Do you think that's important? Maybe yes, maybe no. But it's hard to see why such a note is a "parody"—unless, perhaps, one had already decided that Bradley is authentic, not a pol.

Does the press corps have an attitude about Gore? We might as well tell you that we got a phone call Wednesday night, right from the room where the press had been watching; our interlocutor said that, to his surprise, the various pundits had laughed and groaned at Gore's remarks all throughout the forum. And this Monday night, on the Hotline show (America's Voice), Howard Mortman, the Hotline's national editor, seemed to say pretty much the same thing. He spoke with a visiting press-watcher:

MORTMAN: I phoned in to Bob, to be fair to Bob, I do stick to the story that the media groaned, howled and laughed almost every time Al Gore said something—

BOB SOMERBY: I think that's amazing. I think that's amazing—

OTHER VOICE FROM PANEL: What happened with Bradley?

MORTMAN: Stone silence. Really.

And do you know what we think? We might as well say it. We think it's amazing—simply astounding, that the press would engage in that conduct.

But you'll remember, dear readers, we've warned for some time of the attitude lurking behind stray remarks—behind the remarks of Roger Simon, for example, that the corps would make Gore "jump through hoops (see THE DAILY HOWLER, 7/23/99). And we suggested last spring, with the farm chores debacle, that an attitude simply had to lay behind the press corps' egregious dissembling. But then, does anything surprise you from a celebrity press corps which will put up with nonsense like that remark from Gail Collins? Does anything surprise you from a celebrity press corps that has abandoned all known earthly standards?

 

Tomorrow: Where does the press corps' spin come from? Sometimes, it comes from Bob Novak.

Wolf watch: Are you seeking amusement from the Naomi Wolf claptrap? If so, keep an eye on pundit use of "apparently" and its various surrogates. None of them have the slightest idea what Wolf has done for the Gore campaign. But they're eager to get their spin underway. So they've been leaning on various qualifiers.

Last night on Hardball, two minutes in, Christina Hoff Sommers got her first chance:

SOMMERS: Apparently Naomi Wolf has been hired by the campaign—by Al Gore—to help him assert his masculinity.

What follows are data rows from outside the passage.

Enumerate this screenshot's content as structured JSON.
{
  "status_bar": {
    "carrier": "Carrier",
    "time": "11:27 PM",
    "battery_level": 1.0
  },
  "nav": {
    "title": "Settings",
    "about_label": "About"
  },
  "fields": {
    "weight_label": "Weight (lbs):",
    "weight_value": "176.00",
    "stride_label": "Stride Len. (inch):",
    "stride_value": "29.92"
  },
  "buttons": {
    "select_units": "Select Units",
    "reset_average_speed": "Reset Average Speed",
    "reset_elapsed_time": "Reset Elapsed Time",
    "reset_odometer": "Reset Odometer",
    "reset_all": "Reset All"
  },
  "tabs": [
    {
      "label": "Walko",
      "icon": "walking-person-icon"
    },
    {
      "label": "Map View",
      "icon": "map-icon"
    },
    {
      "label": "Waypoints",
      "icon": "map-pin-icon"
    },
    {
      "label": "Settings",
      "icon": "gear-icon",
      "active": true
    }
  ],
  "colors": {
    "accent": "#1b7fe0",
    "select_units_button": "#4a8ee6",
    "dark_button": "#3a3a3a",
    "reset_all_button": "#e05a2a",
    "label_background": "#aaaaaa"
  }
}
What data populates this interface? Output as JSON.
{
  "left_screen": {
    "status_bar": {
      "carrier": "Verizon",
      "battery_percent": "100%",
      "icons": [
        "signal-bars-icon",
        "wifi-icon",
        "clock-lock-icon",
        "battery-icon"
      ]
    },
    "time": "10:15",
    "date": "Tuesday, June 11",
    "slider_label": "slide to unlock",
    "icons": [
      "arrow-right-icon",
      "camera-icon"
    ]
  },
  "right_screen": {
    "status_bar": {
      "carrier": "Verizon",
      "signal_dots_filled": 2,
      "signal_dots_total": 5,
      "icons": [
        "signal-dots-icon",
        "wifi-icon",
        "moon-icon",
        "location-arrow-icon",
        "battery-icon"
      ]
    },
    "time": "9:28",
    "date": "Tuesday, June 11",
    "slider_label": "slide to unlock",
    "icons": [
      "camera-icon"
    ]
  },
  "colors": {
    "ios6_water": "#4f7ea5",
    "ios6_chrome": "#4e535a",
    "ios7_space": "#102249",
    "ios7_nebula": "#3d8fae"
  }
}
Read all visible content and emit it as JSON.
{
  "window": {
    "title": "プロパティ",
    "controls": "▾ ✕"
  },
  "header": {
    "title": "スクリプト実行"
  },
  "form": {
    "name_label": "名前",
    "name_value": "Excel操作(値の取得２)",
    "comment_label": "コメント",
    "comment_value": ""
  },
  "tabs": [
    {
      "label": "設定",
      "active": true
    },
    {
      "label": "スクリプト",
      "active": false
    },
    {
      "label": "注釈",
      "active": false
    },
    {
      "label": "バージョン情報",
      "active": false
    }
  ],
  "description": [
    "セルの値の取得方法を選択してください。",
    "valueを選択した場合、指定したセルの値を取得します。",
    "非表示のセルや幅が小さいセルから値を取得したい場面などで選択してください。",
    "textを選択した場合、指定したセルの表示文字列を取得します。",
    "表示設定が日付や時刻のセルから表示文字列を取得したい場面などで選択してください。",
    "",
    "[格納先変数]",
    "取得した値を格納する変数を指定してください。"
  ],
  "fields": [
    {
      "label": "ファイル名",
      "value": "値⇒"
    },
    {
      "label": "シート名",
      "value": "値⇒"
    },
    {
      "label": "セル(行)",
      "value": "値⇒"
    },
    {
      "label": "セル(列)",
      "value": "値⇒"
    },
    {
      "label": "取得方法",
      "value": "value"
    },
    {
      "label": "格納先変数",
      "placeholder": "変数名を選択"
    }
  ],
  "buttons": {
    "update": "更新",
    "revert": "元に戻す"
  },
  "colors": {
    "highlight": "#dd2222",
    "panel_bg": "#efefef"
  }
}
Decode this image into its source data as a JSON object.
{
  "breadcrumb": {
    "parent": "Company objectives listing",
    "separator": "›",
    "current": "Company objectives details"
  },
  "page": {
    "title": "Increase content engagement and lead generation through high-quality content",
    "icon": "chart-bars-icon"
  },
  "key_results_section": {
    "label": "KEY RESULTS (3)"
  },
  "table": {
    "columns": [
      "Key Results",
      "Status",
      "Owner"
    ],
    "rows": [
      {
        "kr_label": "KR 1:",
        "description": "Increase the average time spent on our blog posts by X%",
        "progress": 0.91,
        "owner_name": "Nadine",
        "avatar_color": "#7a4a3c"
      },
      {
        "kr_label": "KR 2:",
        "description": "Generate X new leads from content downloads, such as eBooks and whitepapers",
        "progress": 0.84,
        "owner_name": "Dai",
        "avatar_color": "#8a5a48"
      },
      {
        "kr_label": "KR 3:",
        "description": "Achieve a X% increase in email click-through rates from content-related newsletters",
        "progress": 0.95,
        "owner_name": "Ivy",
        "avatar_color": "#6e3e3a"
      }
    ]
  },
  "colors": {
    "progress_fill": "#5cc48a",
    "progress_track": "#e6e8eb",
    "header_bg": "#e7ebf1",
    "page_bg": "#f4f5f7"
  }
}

In other words, she doesn't know. Two minutes later, Sommers said this:

SOMMERS: You can imagine the serious people on this campaign must be mortified that he's listening to this young woman.

And that's right—you can always "imagine" what "must be" the case. (Wolf, by the way, is 37.) Two minutes later, it happened again. A talker got Sommers to cite Wolf's "inner slut" comment. Then this exchange occurred:

MATTHEWS: And how does that relate to what [Gore's] trying to achieve in the campaign?...

SOMMERS: Well, apparently he's felt that he needed a way—

She was interrupted by the talker at that point. Darn it! We never were able to really get straight on what is apparently true.

Early on, Sommers said, "This is pathetic." At THE HOWLER, we agree with that view.